Sunday, February 20, 2011

You love them and I love them more for it.



There are a few people in our family's life whose admiration of my children adds an extra coat of sparkle to them. They have a way of complementing me on my kids, of interacting with them and loving them that expands my love for them, like a balloon rising up into higher altitudes. [You saw that right? The father and son that sent an iPhone into space via weather balloon?]

One friend has told me how lovely Graham is so many times that I'll never hear that word again without thinking of my son at this age. Not something you hear often in reference to an energetic 5-year-old boy. But my God, he is lovely. And when I catch my breath in the marathon of keeping up with his childhood, I'm practically crushed with gratitude for him.

My best friend is living on the East Coast, and he's perfected the art of telling stories about my children. When I hear the anecdotes in his words, their spirits distilled into Pure Them without the dinnertime spill or the nightmare about piranhas that shredded our night's sleep to bits, I can hardly believe my luck to have such fantastic kids and such a great friends, who see my children's magic so easily.

Friends like these make it easier to tune myself towards the sort of perspective I want to have about raising children, instead of getting bogged down in logistics and temporary difficulties. They are my cure for bad parenting days.

I hope that every kid has someone who thinks they're the best kid in the world, who will think everything the child does, their successes and maybe more importantly their struggles are testaments to how they are becoming themselves, and to just who that might be exactly. I learned early on in parenting that others follow the way you regard your children. If you struggle to connect with them, others will see your child as distant. If you find your child exhausting, don't expect others to have more patience - they probably won't. You set the standards for how your child gets treated, and later on, the standards for what that child will allow in their own relationships. Your child will come to expect and believe he deserves whatever you dole out. Not at all terrifying, right?

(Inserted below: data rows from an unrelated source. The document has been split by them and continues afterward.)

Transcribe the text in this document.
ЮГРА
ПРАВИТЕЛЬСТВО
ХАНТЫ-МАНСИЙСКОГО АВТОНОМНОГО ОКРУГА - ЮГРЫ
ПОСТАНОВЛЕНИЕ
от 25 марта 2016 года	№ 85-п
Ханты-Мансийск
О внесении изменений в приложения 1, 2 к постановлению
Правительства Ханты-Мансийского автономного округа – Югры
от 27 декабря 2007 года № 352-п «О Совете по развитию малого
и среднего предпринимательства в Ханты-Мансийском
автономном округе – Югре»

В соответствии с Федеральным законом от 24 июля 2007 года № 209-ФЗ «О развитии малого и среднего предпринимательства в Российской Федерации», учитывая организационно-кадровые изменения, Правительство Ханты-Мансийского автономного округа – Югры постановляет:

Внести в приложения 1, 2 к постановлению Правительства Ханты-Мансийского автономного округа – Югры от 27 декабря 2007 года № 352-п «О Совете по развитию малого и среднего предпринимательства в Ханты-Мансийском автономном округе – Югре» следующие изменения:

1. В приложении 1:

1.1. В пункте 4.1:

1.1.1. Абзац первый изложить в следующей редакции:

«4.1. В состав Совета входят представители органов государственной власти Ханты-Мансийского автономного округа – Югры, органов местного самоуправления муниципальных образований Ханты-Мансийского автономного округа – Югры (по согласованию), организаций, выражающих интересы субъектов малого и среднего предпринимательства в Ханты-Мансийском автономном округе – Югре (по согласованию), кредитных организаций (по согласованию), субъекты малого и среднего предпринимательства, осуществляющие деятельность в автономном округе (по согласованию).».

Our culture places too much value on venting our emotions. I say this freely admitting that I am absolutely one who needs to talk things through to process them. Is venting the same as processing? I'm not sure. Venting seems like letting some air out before the whole thing pops - something that happens when you're so far gone that you can't do anything but tend to the emergency of the problems building up inside your already over-inflated self. It's just a release right? Does it accomplish anything else? I'm not sure it does. It's not a value judgement I'm making here, sometimes that's really where you are; once you get there, you really do have to deal with that pressure first. But what then? Wait until it gets to that level again and repeat?